Paul urges Amash to continue working in the Republican Party, as it is the only vessel that has ever successfully promoted the cause of liberty in the United States.

“I like Justin Amash a lot. I think he and Thomas Massie are the leading lights of the U.S. Congress as far as the libertarian perspective. You just have to decide to what is your end, because the electoral prospects don’t look that good,” Paul said.

“As far as trying to end war or do some of the things that we want to do as libertarians,” Paul added, “we have a better chance with, I think, a Trump than any of the ones on the Democrat side.”

Paul offered an anecdote showing President Trump’s libertarian, anti-interventionist instincts when it comes to foreign policy.
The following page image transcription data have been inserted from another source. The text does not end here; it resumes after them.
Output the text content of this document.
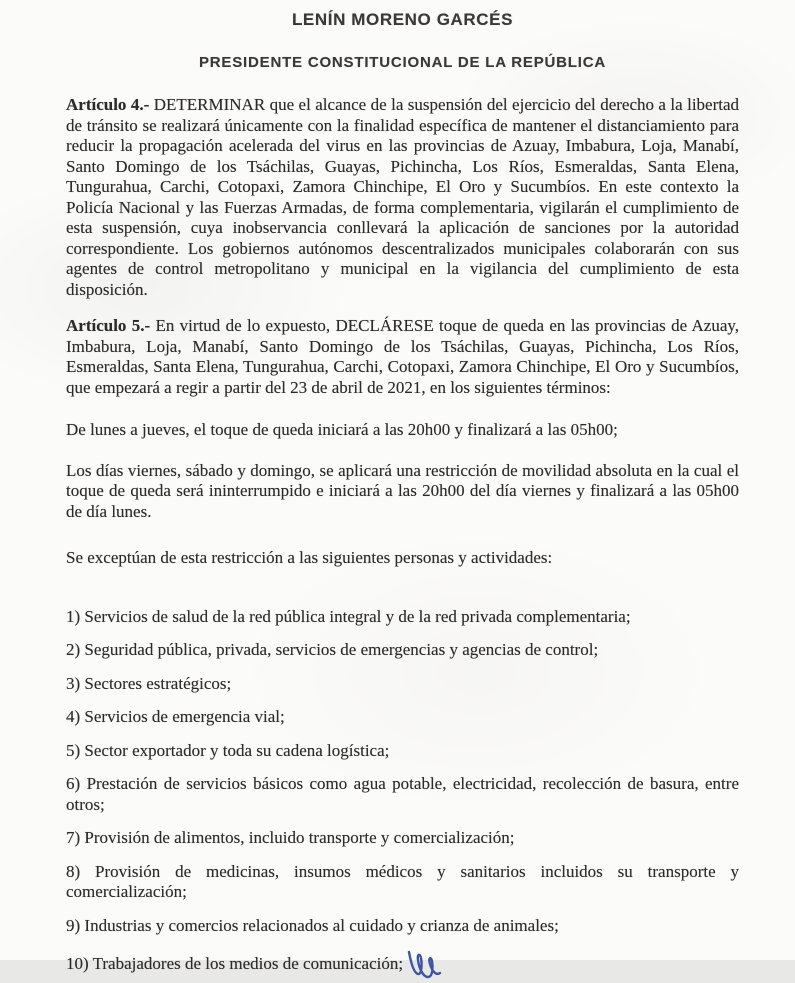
LENÍN MORENO GARCÉS
PRESIDENTE CONSTITUCIONAL DE LA REPÚBLICA

Artículo 4.- DETERMINAR que el alcance de la suspensión del ejercicio del derecho a la libertad de tránsito se realizará únicamente con la finalidad específica de mantener el distanciamiento para reducir la propagación acelerada del virus en las provincias de Azuay, Imbabura, Loja, Manabí, Santo Domingo de los Tsáchilas, Guayas, Pichincha, Los Ríos, Esmeraldas, Santa Elena, Tungurahua, Carchi, Cotopaxi, Zamora Chinchipe, El Oro y Sucumbíos. En este contexto la Policía Nacional y las Fuerzas Armadas, de forma complementaria, vigilarán el cumplimiento de esta suspensión, cuya inobservancia conllevará la aplicación de sanciones por la autoridad correspondiente. Los gobiernos autónomos descentralizados municipales colaborarán con sus agentes de control metropolitano y municipal en la vigilancia del cumplimiento de esta disposición.

Artículo 5.- En virtud de lo expuesto, DECLÁRESE toque de queda en las provincias de Azuay, Imbabura, Loja, Manabí, Santo Domingo de los Tsáchilas, Guayas, Pichincha, Los Ríos, Esmeraldas, Santa Elena, Tungurahua, Carchi, Cotopaxi, Zamora Chinchipe, El Oro y Sucumbíos, que empezará a regir a partir del 23 de abril de 2021, en los siguientes términos:

De lunes a jueves, el toque de queda iniciará a las 20h00 y finalizará a las 05h00;

Los días viernes, sábado y domingo, se aplicará una restricción de movilidad absoluta en la cual el toque de queda será ininterrumpido e iniciará a las 20h00 del día viernes y finalizará a las 05h00 de día lunes.

Se exceptúan de esta restricción a las siguientes personas y actividades:

1) Servicios de salud de la red pública integral y de la red privada complementaria;

2) Seguridad pública, privada, servicios de emergencias y agencias de control;

3) Sectores estratégicos;

4) Servicios de emergencia vial;

5) Sector exportador y toda su cadena logística;

6) Prestación de servicios básicos como agua potable, electricidad, recolección de basura, entre otros;

7) Provisión de alimentos, incluido transporte y comercialización;

8) Provisión de medicinas, insumos médicos y sanitarios incluidos su transporte y comercialización;

9) Industrias y comercios relacionados al cuidado y crianza de animales;

10) Trabajadores de los medios de comunicación;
“I was in the Oval Office with the president and five or six hawkish senators. They had gotten a meeting to try to persuade him that they needed to stay in Syria, that the new mission in Syria needed to be to stay until the Russians leave, until the Iranians leave. Totally unrealistic sort of mission, and really nothing related to the original mission, which was the defeat of ISIS. And so they’re hectoring him to stay. He’s pushing back. But me being in the room helped him to have an ally, because he had no allies, and that’s a real problem. The five senators that had gotten the meeting with the president didn’t invite me. I got invited by somebody else, or I had a meeting with the president before them, so it worked out perfectly that I was in the room. But I’m the only one defending the president, as well as the president defending himself.

But I think that’s the hard part is, is that while the president’s instincts are good on ending these wars, the capital is swarming with this bipartisan 70-year consensus for war and for intervention, and that we should always be involved everywhere around the planet. And it’s just overwhelming.”

Amash would be wise to stay in the Republican Party, provide Paul with additional support, and work to grow the liberty movement that way. But after alienating his voter base with his constant agitation against Trump, joining the embarrassing joke that is the LP may be his only chance to stay in the limelight a little longer.